Compte tenu du secret qui doit entourer les travaux du jury, la communication des notes obtenues aux différentes épreuves constitue une motivation suffisante des décisions du jury. Une telle motivation ne lèse pas les droits des candidats. Elle leur permet de connaître le jugement de valeur qui a été porté sur leurs prestations et de vérifier, le cas échéant, qu’ils n’ont effectivement pas obtenu le nombre de points requis par l’avis de concours pour être admis à certaines épreuves ou à l’ensemble des épreuves.

(voir points 75 à 78)

Référence à :

Cour : 26 novembre 1981, Michel/Parlement, 195/80, Rec. p. 2861, point 22 ; 4 juillet 1996, Parlement/Innamorati, C‑254/95 P, Rec. p. I‑3423, points 23 et 24

Tribunal de première instance : 23 janvier 2003, Angioli/Commission, T‑53/00, RecFP p. I‑A‑13 et II‑73, point 67 ; 27 mars 2003, Martínez Páramo e.a./Commission, T‑33/00, RecFP p. I‑A‑105 et II‑541, points 43 et 44 ; 19 février 2004, Konstantopoulou/Cour de justice, T‑19/03, RecFP p. I‑A‑25 et II‑107, points 27, 32 et 33


5.      Au vu du large pouvoir d’appréciation dont il dispose pour évaluer les résultats des épreuves, le jury d’un concours n’est pas tenu, en motivant sa décision de ne pas admettre un candidat à une épreuve, de préciser les réponses du candidat qui ont été jugées insuffisantes ou d’expliquer pourquoi ces réponses ont été jugées insuffisantes.

Dès lors, satisfait à l’obligation de motivation qui lui incombe le jury ayant communiqué au candidat tant la note obtenue lors d’une épreuve écrite que la copie de l’épreuve elle‑même, ainsi que la fiche d’évaluation concernant cette épreuve, fiche permettant à ce dernier de discerner les critères d’évaluation retenus par le jury et de connaître son appréciation quant à la qualité de la prestation selon les paramètres qui avaient été préalablement retenus.

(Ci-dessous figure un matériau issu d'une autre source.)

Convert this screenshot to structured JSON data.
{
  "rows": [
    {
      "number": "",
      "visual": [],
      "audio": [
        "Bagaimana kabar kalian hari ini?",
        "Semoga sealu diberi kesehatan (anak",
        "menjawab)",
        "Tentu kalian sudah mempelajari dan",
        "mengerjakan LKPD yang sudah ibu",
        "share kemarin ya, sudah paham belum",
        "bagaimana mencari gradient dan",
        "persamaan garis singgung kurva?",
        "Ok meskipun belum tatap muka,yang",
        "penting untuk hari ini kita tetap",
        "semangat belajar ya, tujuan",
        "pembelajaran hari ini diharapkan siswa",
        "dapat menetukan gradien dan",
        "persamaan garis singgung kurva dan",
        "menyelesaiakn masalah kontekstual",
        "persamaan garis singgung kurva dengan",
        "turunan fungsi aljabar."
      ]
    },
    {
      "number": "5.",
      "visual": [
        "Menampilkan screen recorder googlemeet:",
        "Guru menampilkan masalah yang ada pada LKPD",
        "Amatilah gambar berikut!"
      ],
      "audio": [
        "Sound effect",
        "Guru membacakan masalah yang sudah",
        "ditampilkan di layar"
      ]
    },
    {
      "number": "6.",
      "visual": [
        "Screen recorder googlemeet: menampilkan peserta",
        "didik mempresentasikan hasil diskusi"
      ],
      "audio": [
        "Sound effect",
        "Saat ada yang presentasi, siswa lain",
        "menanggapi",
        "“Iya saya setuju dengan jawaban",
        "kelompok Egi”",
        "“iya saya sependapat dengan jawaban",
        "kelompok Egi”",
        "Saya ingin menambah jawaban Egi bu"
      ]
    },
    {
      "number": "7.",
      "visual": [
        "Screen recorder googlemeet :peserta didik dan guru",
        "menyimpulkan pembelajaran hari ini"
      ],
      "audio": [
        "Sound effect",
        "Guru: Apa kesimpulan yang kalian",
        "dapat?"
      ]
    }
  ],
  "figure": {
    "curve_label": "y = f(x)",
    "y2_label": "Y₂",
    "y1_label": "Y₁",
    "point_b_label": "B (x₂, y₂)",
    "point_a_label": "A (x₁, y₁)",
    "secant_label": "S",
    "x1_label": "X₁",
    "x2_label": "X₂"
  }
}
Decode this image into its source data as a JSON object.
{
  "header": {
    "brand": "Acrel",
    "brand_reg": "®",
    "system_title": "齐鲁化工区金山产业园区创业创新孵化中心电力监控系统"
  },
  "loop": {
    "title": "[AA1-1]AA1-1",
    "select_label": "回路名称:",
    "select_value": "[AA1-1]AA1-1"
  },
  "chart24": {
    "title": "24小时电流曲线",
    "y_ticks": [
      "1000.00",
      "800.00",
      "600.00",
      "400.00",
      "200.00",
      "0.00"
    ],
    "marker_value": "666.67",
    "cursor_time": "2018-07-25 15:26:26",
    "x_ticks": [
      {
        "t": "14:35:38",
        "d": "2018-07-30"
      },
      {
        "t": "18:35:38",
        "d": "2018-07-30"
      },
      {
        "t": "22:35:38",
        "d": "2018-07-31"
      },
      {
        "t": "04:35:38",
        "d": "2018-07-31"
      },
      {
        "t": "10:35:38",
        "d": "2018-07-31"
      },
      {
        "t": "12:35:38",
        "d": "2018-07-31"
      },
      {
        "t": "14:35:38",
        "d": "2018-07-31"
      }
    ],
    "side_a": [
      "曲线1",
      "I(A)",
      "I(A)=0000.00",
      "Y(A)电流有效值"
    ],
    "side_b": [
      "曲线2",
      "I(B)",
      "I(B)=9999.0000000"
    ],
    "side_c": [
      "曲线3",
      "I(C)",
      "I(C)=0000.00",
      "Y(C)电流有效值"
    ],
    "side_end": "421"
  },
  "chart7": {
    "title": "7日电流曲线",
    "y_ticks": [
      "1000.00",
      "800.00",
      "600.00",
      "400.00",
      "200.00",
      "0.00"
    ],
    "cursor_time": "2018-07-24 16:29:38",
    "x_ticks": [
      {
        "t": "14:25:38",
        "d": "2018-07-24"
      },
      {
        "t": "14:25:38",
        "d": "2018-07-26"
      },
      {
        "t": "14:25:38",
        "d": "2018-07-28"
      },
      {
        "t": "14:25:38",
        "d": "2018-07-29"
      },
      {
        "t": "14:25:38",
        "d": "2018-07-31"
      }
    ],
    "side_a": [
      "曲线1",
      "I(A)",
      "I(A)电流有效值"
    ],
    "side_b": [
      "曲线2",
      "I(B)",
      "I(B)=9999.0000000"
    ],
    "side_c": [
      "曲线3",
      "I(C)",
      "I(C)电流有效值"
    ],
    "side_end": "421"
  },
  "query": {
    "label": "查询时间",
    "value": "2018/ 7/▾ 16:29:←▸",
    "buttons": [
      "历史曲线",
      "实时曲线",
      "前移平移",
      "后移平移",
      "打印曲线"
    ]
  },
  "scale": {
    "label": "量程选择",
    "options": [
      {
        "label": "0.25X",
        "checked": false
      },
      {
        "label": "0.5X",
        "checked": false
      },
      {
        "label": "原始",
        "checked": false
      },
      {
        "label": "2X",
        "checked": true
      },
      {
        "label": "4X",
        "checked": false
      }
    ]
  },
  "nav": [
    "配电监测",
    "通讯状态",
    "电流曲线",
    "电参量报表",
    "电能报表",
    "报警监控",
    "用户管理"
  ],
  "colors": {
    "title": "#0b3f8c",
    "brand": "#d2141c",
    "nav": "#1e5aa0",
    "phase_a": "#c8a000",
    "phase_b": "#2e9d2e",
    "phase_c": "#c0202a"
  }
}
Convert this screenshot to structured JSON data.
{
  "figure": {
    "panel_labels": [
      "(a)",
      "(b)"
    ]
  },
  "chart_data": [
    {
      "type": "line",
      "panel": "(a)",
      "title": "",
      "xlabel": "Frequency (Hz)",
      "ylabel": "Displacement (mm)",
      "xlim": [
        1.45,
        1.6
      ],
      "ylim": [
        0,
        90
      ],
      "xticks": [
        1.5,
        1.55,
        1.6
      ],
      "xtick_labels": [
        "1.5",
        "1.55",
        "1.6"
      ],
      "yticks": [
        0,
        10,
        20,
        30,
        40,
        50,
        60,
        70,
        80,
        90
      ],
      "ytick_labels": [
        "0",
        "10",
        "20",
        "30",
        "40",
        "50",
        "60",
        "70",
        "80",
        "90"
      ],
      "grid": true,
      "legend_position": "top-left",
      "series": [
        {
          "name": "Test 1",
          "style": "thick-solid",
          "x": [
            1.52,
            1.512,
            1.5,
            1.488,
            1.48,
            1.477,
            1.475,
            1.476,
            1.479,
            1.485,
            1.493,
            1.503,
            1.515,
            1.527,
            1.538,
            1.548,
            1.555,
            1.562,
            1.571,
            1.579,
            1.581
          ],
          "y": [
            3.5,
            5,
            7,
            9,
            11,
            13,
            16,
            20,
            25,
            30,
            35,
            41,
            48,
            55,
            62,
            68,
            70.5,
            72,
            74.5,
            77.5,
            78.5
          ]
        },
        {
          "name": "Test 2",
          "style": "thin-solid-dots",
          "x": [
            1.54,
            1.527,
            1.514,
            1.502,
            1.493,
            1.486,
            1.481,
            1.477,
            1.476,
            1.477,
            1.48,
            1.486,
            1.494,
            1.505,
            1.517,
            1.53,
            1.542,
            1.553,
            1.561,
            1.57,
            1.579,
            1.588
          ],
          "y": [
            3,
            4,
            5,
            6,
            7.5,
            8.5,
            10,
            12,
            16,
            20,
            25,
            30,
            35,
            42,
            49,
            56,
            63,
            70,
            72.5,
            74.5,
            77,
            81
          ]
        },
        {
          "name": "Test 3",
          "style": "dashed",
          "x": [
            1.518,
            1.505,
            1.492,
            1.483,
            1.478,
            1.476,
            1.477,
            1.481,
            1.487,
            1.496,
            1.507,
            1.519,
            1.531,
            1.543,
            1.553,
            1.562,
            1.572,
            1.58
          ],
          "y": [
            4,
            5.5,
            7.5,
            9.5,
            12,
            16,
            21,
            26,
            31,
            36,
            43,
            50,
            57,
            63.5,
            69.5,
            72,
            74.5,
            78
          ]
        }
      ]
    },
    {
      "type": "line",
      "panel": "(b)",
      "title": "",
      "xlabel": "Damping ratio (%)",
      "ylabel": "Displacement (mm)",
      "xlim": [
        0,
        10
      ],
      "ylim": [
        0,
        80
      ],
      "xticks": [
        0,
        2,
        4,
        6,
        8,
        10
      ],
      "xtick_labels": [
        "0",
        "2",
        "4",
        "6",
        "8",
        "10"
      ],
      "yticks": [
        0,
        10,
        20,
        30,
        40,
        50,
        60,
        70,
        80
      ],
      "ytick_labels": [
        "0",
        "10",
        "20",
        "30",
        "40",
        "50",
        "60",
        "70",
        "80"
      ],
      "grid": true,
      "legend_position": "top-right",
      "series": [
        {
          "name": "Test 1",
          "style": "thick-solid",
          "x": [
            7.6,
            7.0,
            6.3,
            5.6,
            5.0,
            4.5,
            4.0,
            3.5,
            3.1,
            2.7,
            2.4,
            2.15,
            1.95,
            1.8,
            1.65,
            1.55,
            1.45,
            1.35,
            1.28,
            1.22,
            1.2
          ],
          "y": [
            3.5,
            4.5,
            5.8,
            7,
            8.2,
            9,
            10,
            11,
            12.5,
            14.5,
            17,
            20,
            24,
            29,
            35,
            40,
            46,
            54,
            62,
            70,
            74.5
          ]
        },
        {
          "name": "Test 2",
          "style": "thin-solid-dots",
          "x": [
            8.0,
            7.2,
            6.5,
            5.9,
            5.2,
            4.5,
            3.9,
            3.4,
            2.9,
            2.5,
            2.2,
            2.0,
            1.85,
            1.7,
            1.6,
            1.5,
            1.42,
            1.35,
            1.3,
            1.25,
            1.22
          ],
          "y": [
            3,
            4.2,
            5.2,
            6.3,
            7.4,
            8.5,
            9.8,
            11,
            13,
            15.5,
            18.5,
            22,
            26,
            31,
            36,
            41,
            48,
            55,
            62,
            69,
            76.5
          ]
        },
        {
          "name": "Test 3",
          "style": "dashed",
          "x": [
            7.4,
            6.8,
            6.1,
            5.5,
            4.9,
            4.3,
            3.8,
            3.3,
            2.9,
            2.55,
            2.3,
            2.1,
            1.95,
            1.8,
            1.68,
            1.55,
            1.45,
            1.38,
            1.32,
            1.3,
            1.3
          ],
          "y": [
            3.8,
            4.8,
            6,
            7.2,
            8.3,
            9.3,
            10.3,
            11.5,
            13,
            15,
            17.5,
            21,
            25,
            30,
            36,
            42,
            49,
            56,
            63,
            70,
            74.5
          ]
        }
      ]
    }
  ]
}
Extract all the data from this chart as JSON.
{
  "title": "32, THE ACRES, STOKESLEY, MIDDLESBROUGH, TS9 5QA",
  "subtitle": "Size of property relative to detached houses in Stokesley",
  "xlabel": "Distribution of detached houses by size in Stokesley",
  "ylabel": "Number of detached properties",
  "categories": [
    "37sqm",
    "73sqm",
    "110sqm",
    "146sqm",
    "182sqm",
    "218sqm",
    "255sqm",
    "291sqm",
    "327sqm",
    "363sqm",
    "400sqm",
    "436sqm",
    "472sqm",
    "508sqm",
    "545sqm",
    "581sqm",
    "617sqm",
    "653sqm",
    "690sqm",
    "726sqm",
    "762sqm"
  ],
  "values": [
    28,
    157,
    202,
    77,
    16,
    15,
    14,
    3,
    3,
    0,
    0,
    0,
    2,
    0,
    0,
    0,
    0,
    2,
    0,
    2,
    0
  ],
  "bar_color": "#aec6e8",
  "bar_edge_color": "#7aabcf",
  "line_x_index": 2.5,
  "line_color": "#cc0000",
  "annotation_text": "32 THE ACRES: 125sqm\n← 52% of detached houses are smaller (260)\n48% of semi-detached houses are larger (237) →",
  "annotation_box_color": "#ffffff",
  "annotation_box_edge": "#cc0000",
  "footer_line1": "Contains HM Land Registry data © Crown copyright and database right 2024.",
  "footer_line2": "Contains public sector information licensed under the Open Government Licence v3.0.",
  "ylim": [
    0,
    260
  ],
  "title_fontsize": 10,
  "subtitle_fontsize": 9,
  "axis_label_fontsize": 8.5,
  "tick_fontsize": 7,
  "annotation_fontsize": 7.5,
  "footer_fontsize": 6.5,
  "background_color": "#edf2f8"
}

(voir points 79, 82 et 84)

Référence à :

Tribunal de première instance : Konstantopoulou/Cour de justice, précité, point 34

6.      La procédure de recrutement des fonctionnaires communautaires est uniquement soumise aux dispositions du statut et des actes pris pour son application. Dans ces conditions, un candidat ne peut utilement invoquer, à l’encontre d’une décision d’un jury de concours, une violation, par le jury, d’un droit national.